By Jeyashree Sundaram, MB
The vulva, consisting of the outer lips (labia majora), and inner lips (labia minora), is the visible outer portion of the female genitalia. The vulva gives access to the sexual organs, vestibule, urinary opening, and the vagina in women.
Paget's disease of the vulva (PDV), a rare disease, accounts for about 1% of all the neoplasms of the vulva. Approximately 10–30% of patients with PDV have associated invasive adenocarcinomas. In these patients, PDV is mostly aggressive with higher recurrence rates. In general, invasive cancer originates in the vulva; however, it may arise in other organs such as the urethra, rectum, or bladder.
The description of this disease involving the areola and nipple was first published by Sir James Paget in 1874 (in honor of whom it is known as mammary Paget disease). In 1889, extramammary Paget’s disease was reported by Crocker, involving the penis and scrotum.
William Dubreuilh’s description was reported in 1901. The French dermatologist described for the first time the characteristic appearance of PDV as cake-icing scaling.
There are controversies about the pathogenesis, optimal treatment methods, recurrence, and prevalence of underlying adenocarcinoma or related malignancies in this disease. Due to the rarity of PDV, characterization is difficult. Angiogenesis has an important role to play in disease pathogenesis.
In a study on the role of p53—a tumor suppressor protein—in PDV, it was found that p53 affects the progression of PDV. The study also concluded that neither p53 nor Ki67—a proliferation marker—have any prognostic role.
Symptoms and Diagnosis
Caucasian postmenopausal women are found to be more prone to Paget’s disease of the vulva. Symptoms include long-standing tenderness and itching, irritation, and burning sensation. Usually, symptoms are present for 2 years or even more before a diagnosis made. The lesions may be painful at times; however, some individuals are asymptomatic during diagnosis.

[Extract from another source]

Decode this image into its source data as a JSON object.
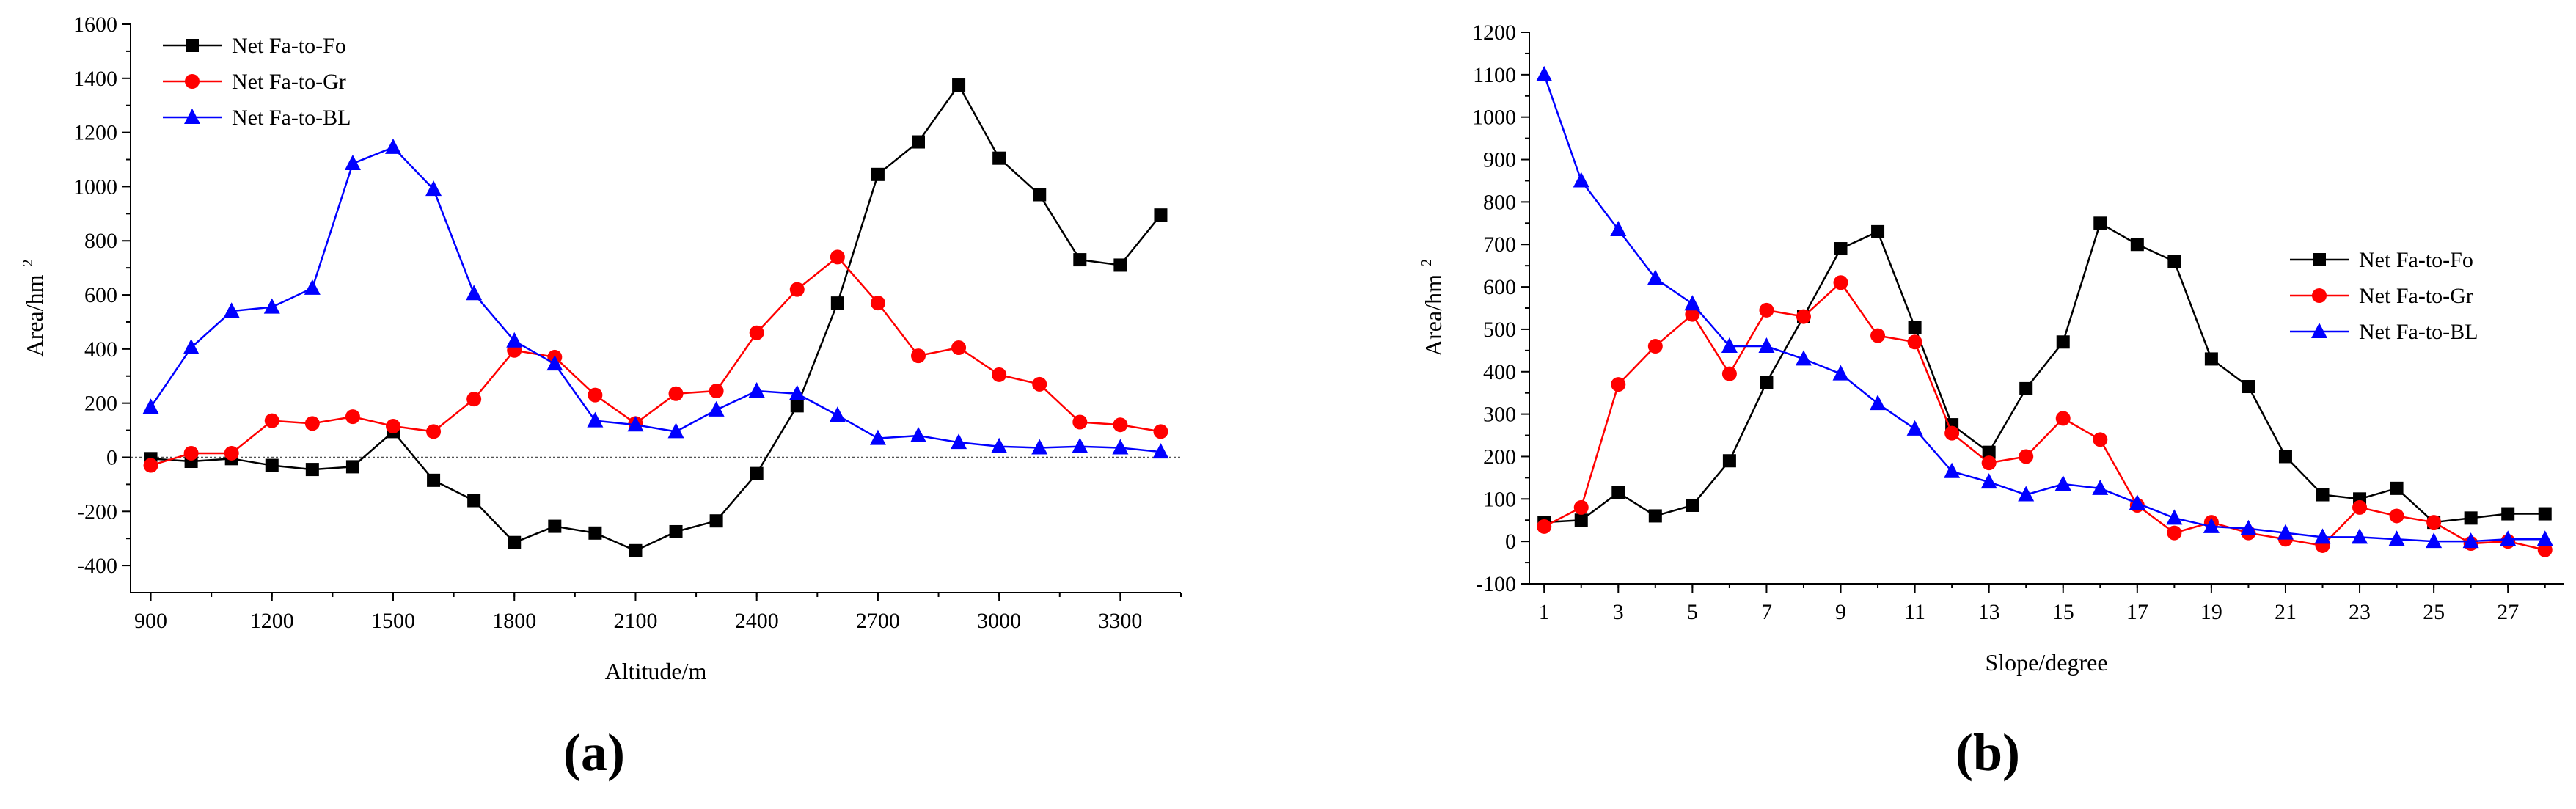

Though the appearance of the rash can create confusion with other similar vulvar rashes, biopsy typically provides a confirmation of the diagnosis. When Paget’s disease of the vulva is suspected, colonoscopy or cystoscopy is done as an additional diagnostic measure to look for cancers in the colon or bladder, respectively, if urinary or bowel symptoms are present.
Many years after the diagnosis of PDV, patients may be diagnosed with cancer of the bladder. Though vulvar Paget disease may be noninvasive, most of these patients have invasive bladder disease.
Paget's disease of the vulva is generally a slow-growing tumor. The Paget cells may extend from the epidermis into the dermis occasionally and can cause metastases, usually to the regional lymph nodes. The lungs, bones, adrenal glands, and liver are other potential metastasis sites, although metastasis to the urinary bladder is rare. Immunohistochemistry stain techniques are found to be useful to differentiate Paget’s disease from other bladder tumors (both primary and metastatic).
Generally, surgical treatment is provided for PDV. However, the results are not encouraging as the recurrence rates are high. Wide local resection causes major functional defects in the anogenital-vulvar area. In some cases, multiple excisions have been necessary over many years. If not treated, on the other hand, the disease can spread to the thighs, mons pubis, vagina, urinary tract, or rectum.
If an underlying cancer is associated with PDV, the malignancy may spread to the lymph nodes of the groin. In such a situation it is important to treat the disease similarly to squamous cell cancer of the vulva, namely, by radical local excision and groin lymph node resection.
Nonsurgical treatments such as photodynamic therapy, topical chemotherapy, radiotherapy, and CO2 laser ablation are also used in certain situations.
In the case of patients with anogenital Paget's disease, radiotherapy is the definitive method of treatment, especially to prevent recurrence. Dosages ranging from 40 to 50 Gy or even lower have resulted in low recurrence rates. For patients with recurrent disease, imiquimod cream is used for treatment with a high rate of success.
Studies have found no evidence to conclude on the best or least effective treatment method with respect to bringing about a delay in disease progression or relapse, prolonging survival, minimizing toxic effects, or improving the quality of life.
Although noninvasive methods have the advantage of not being associated with severe side effects, a combination of surgical and nonsurgical methods is usually recommended.